Almanya da tren-otobus gibi taşıma araçlarının alsa geç gelmediği, saniye şaşmadığı efsaneleri ben henüz Türkiye de iken bolca çalınırdı kulağıma. Adamlar o kadar düzenli ki, asla 10 dakika erken cıkayım nolur nolmaz demene gerek kalmaz Almanyada derlerdi. Ancak almanyaya geldim ve bunun bu şekilde olmadığını, almanların da aslında insan olduğunu, geç kalabileceğini gözlerimle gördüm, Bochum dönüşü de tecrübe ettim efendim. dönüşümüz 5 aktarmadan oluşuyordu, tabiki Schönes Wochenende biletlerinin doğası gereği IC, ICE gibi hızlı trenleri(320km/sa olanları mevcuttur) kullanamıyorduk. Bazı aktarmalarımızın arası 7-8 dakika gibi kısa zamanlar olmasına rağmen hiçbirimizde endişe yoktu, nede olsa zamanında gelip duruyordu trenler. Gel gelelim bu sefer, 2. aktarma trenimizde (ki kendisi Koblenz diye bir şehire gidiyordu) yaklaşık 27 dakikalık bir gecikme oldu. Haliyle bir sonra bineceğimiz tren üzücü bir şekilde kaçmış oluyordu. Trenden iner inmez bilet satiş noktasına doğru gittik, trenlerinin geç kaldığını soylediğmiz anda, bize aslında binemeyeceğimiz IC trenine bedavaya bilet düzenleyip alternatif bir gidiş planını sundu görevli. Bu şekilde 02:15 sularında Kaiserslautern e varmış olduk. 

Evet sayın okurlar, bu hikayenin ana fikri, Almanlar da insandır, onların vasıtaları da geç kalabilir hatta 27 dakika bile geç kalabilir! Haftaya haftasonu olacak olan Strasbourg seyahatinden sonra yeni bir yazıyla buluşana kadar, esen kalın..

13 Kasım 2008 Perşembe

Bochum-Köln turu

bu sabah itibari ile çıkacağım bu turdan sonra, fotograf ve uzunca bir özetle sizlerle olacağım canlarım,

esen kalın..

1 Kasım 2008 Cumartesi

Almanya - ilk ay

Arayı fazla açmayacağım dememe karşın, elimde olan-olmayan nedenlerden ötürü yaklaşık 1 aylık bir ara vermiş bulundum yazılarıma. Bugün oldukça müsait olduğumdan, genel durumu bir özetlemeye çalışayım izninizle..
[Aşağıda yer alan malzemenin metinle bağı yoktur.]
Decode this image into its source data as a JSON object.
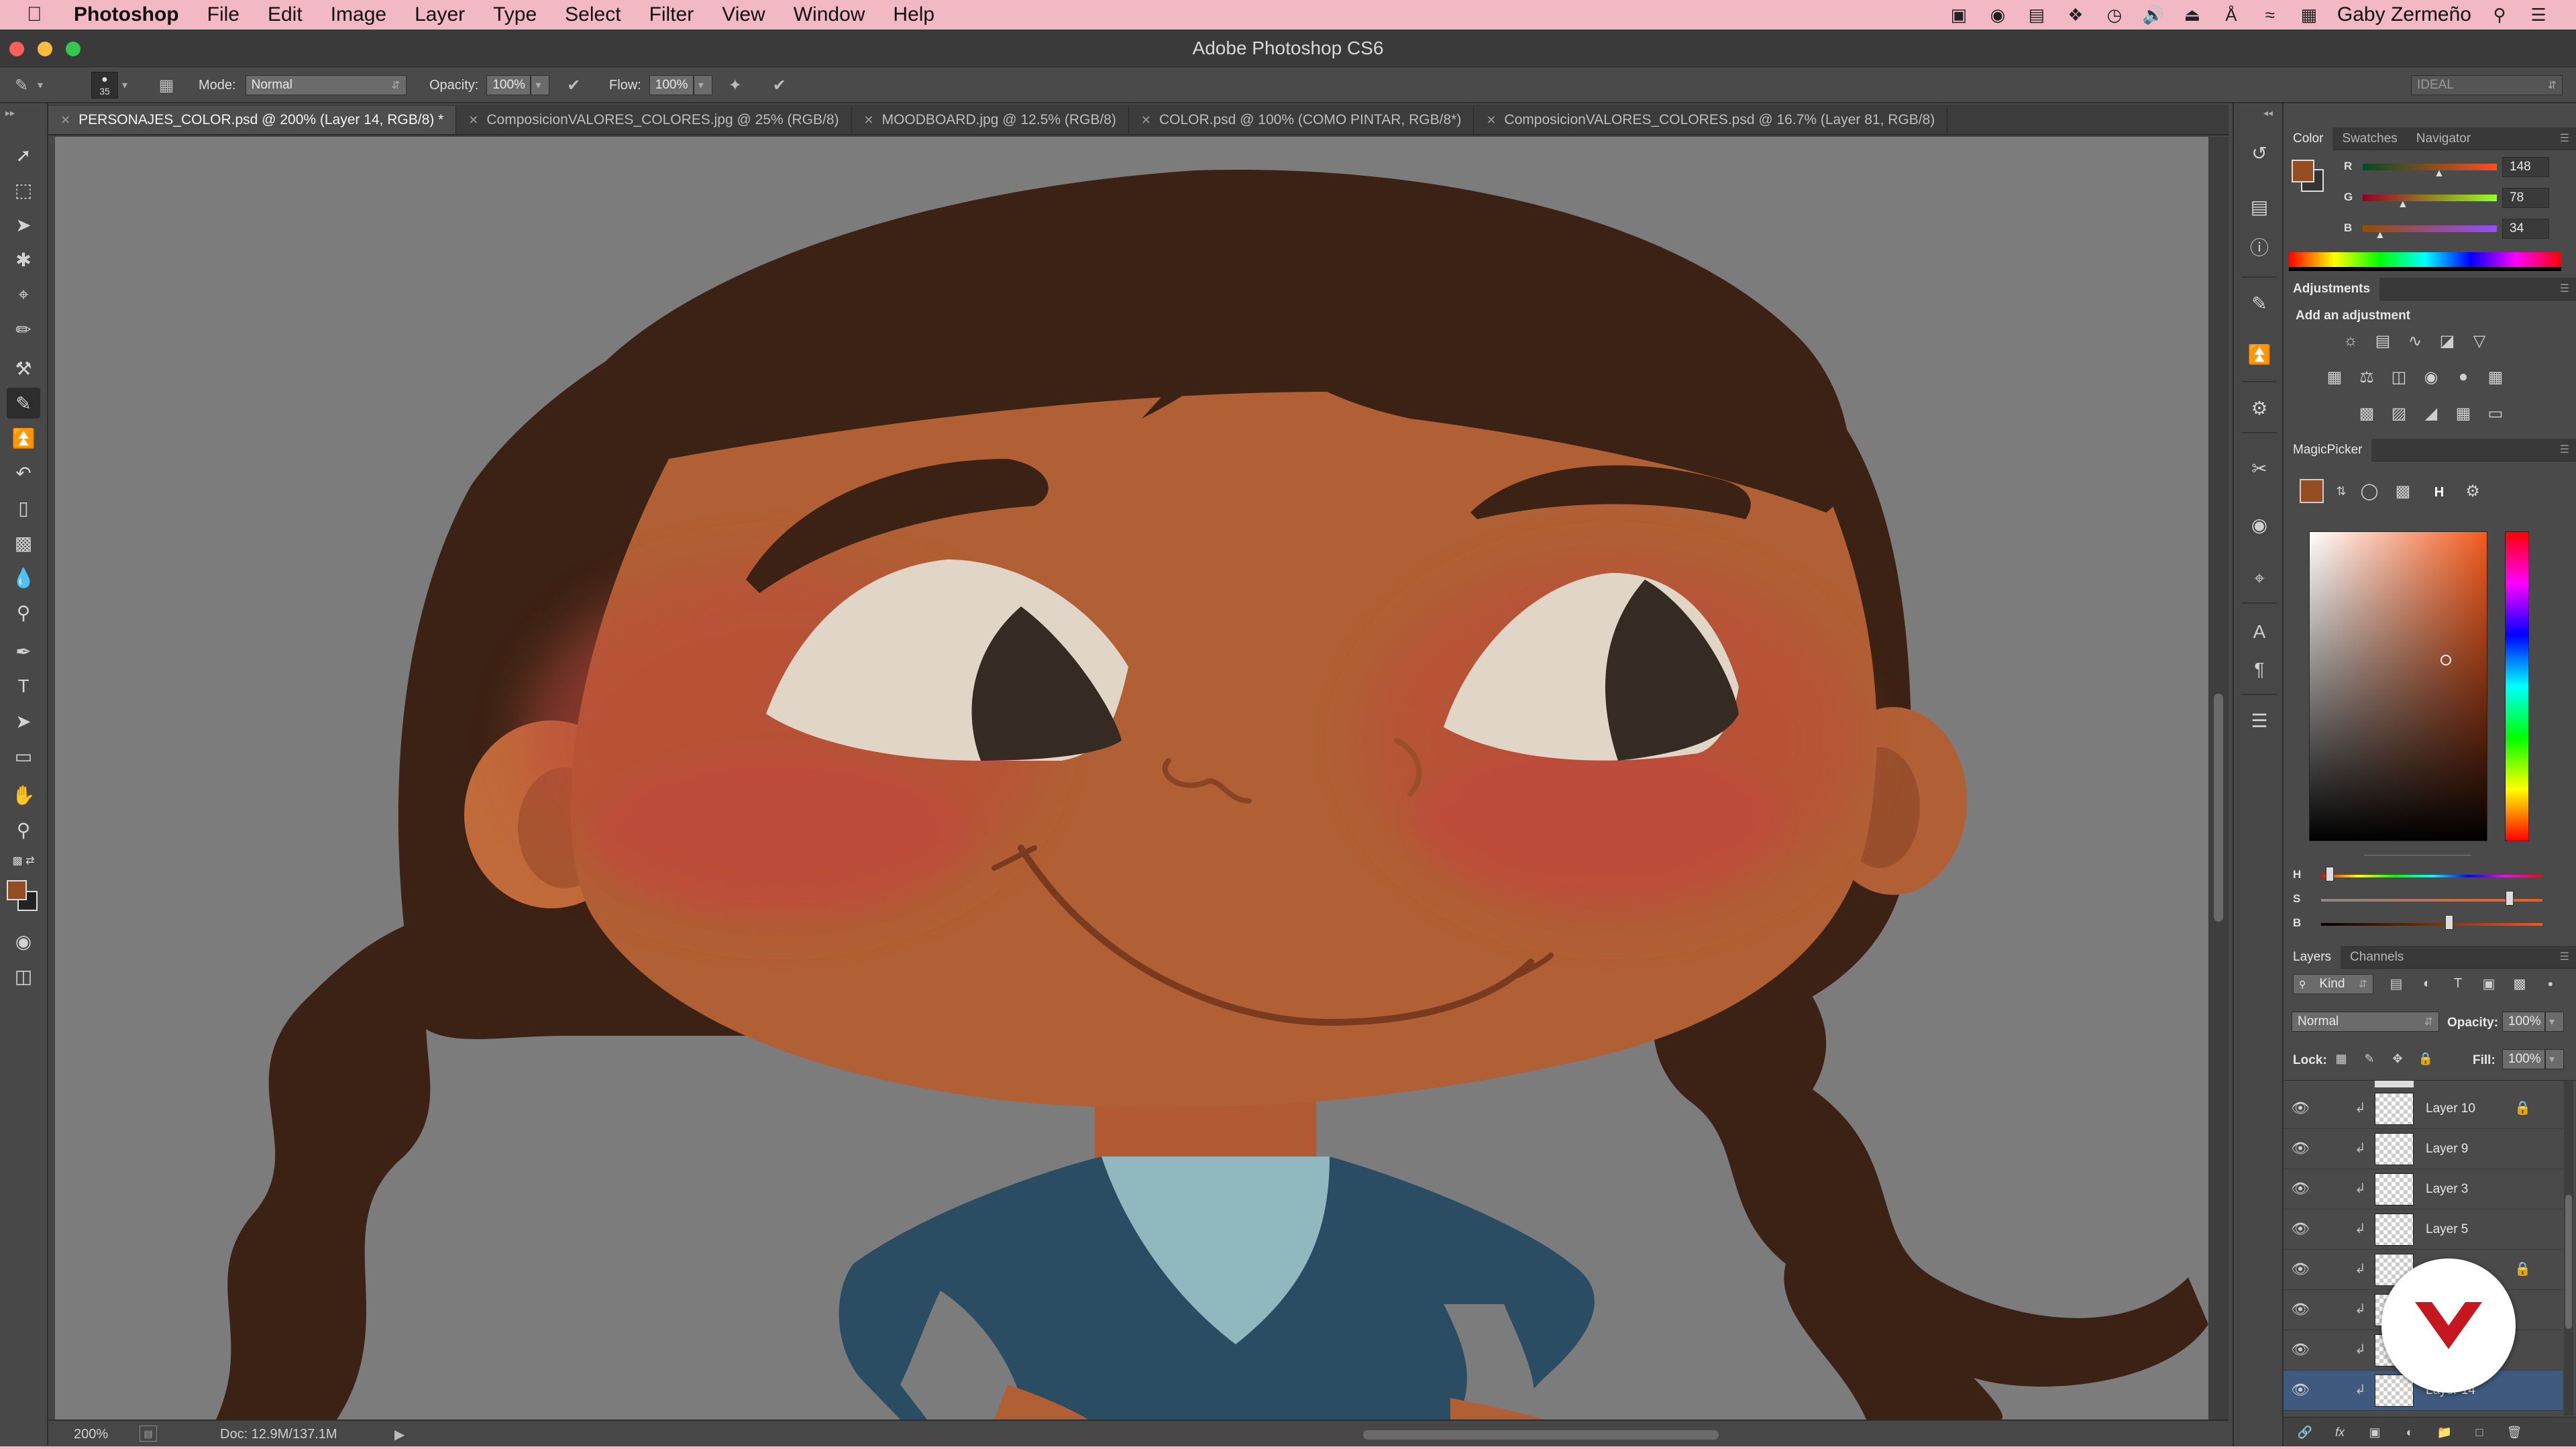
{
  "menubar": {
    "apple": "",
    "app": "Photoshop",
    "items": [
      "File",
      "Edit",
      "Image",
      "Layer",
      "Type",
      "Select",
      "Filter",
      "View",
      "Window",
      "Help"
    ],
    "user": "Gaby Zermeño",
    "system_icons": [
      "adobe-icon",
      "record-icon",
      "drive-icon",
      "dropbox-icon",
      "clock-icon",
      "volume-icon",
      "eject-icon",
      "bluetooth-icon",
      "wifi-icon",
      "calendar-icon"
    ]
  },
  "titlebar": {
    "title": "Adobe Photoshop CS6"
  },
  "options": {
    "brush_size": "35",
    "mode_label": "Mode:",
    "mode_value": "Normal",
    "opacity_label": "Opacity:",
    "opacity_value": "100%",
    "flow_label": "Flow:",
    "flow_value": "100%",
    "workspace": "IDEAL"
  },
  "tabs": [
    "PERSONAJES_COLOR.psd @ 200% (Layer 14, RGB/8) *",
    "ComposicionVALORES_COLORES.jpg @ 25% (RGB/8)",
    "MOODBOARD.jpg @ 12.5% (RGB/8)",
    "COLOR.psd @ 100% (COMO PINTAR, RGB/8*)",
    "ComposicionVALORES_COLORES.psd @ 16.7% (Layer 81, RGB/8)"
  ],
  "status": {
    "zoom": "200%",
    "doc": "Doc: 12.9M/137.1M"
  },
  "color_panel": {
    "tabs": [
      "Color",
      "Swatches",
      "Navigator"
    ],
    "r_label": "R",
    "r": "148",
    "g_label": "G",
    "g": "78",
    "b_label": "B",
    "b": "34",
    "foreground": "#944e22"
  },
  "adjustments": {
    "title": "Adjustments",
    "subtitle": "Add an adjustment"
  },
  "magicpicker": {
    "title": "MagicPicker",
    "mode_letter": "H",
    "h_label": "H",
    "s_label": "S",
    "b_label": "B",
    "h": 0.04,
    "s": 0.85,
    "b": 0.58
  },
  "layers": {
    "tabs": [
      "Layers",
      "Channels"
    ],
    "kind": "Kind",
    "blend": "Normal",
    "opacity_label": "Opacity:",
    "opacity": "100%",
    "lock_label": "Lock:",
    "fill_label": "Fill:",
    "fill": "100%",
    "items": [
      {
        "name": "Layer 10",
        "locked": true
      },
      {
        "name": "Layer 9",
        "locked": false
      },
      {
        "name": "Layer 3",
        "locked": false
      },
      {
        "name": "Layer 5",
        "locked": false
      },
      {
        "name": "",
        "locked": true
      },
      {
        "name": "",
        "locked": false
      },
      {
        "name": "",
        "locked": false
      },
      {
        "name": "Layer 14",
        "locked": false
      }
    ]
  },
  "colors": {
    "hair": "#3b2214",
    "skin": "#b15f34",
    "skin_light": "#c16a3a",
    "blush": "#bc4a3a",
    "eye_white": "#e1d5c8",
    "pupil": "#352b22",
    "shirt": "#2a4d63",
    "collar": "#90b8be",
    "canvas_bg": "#7c7c7c",
    "accent": "#c4171f"
  }
}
Sabiha gökçen havaalanından kalkan pegasus uçağımızdaki yolculuk oldukça rahat geçti, taklaşık 2.5 saatlik bir uçuşun ardından Stuttgart Airport a iniş yaptık, ardından bir dizi tren aktarması ile Kaiserslautern e vardık. 

Yurtlarımız, burada Legoland diye adlandırılan bir yerde, 4 katlı binalardan oluşan bir site görünümünde. okula yürüyerek 2 dk mesefede, ve hemen dibinde 2 tane market bulunmakta. Evlerde mutfak ve banyo ortak, benim kaldığımda 3 kişi yaşıyor, birisi Çinli Hom, birisi de Norveçli Johan. onlardan da bilahare bahsedeceğim :)
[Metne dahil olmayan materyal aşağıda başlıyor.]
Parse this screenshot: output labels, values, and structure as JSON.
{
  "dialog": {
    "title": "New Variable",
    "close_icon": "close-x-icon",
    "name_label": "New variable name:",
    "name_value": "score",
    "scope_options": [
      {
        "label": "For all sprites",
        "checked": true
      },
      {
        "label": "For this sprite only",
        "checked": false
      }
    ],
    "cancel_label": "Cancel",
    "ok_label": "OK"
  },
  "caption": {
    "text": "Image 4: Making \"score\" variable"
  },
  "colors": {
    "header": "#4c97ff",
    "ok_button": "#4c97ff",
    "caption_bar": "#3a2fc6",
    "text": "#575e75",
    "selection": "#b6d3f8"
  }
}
Gittiğimiz gün yani 3 ekim, Doğu ve Batı Almanya'nın birleşme günü olduğundan resmi tatildi Almanyada. Açık biryerler bulmak için oldukça çabaladık, ancak nafile kaldı uğraşlarımız. Fast food ile geçen bir 3 günün ardından, artık dükkanların kaçta açilip kapandığını, hangi markette hangi ürünlerin olduğunu araştıma vakti gelmişti ki sonuç pek bi acı oldu bizler için, Türkiye nin aksine birçok dükkan 6 da kapanıyor, sadece birkaç market ise 8 e kadar açik kalıyordu. 

Okul, Yildiz in yüzölçümünü gözönüne aldığımızda oldukça büyük ve Yildiza göre daha planlı yaıplmış. İlk pazartesi, bize yapmamız gereken işlerden oluşan bir to do list verdi koordinatorumuz, ki kendisi 25 li yaşlarda bir alman, onunla beraber şehir haritası, okul haritasi, otobus seferlerini gosteren tablo, erasmus incoming party davetiyesi ve birsürü ıvır zıvırdan oluşan bir dosya da bize verilmiş oldu. Oturma izni almak için yapmamız gereken birsürü iş vardı, ki an itibari ile hepsini hallettik, 5 kasımda alacağız oturma izinlerimizi, sonra avrupada serbest dolaşım iznimiz olmuş olacak.

Kaiserslautern oldukça ufak bir şehir, ufak olduğu kadar da düzenli, ve futbolun gerçekten çok önemli olduğu bir şehir. 45bin kişilik statları tamamen doluyor maçlarda, henüz gidemedim ama en yakın zamanda gideceğim tabiki. oldukça kemik bir taraftar grupları var, yakın şehirlerden maçlara devamlı olarak gelenler olduğunu bile duydum. şehirde oldukça fazla sayıda büyük market, bir Karlstadt (almanya nın boyner i diyebiliriz, şu ana kadar gittiğim her şehirde bir tane vardı), birçok dönerci, ve çok çeşitli bira evleri mevcut. 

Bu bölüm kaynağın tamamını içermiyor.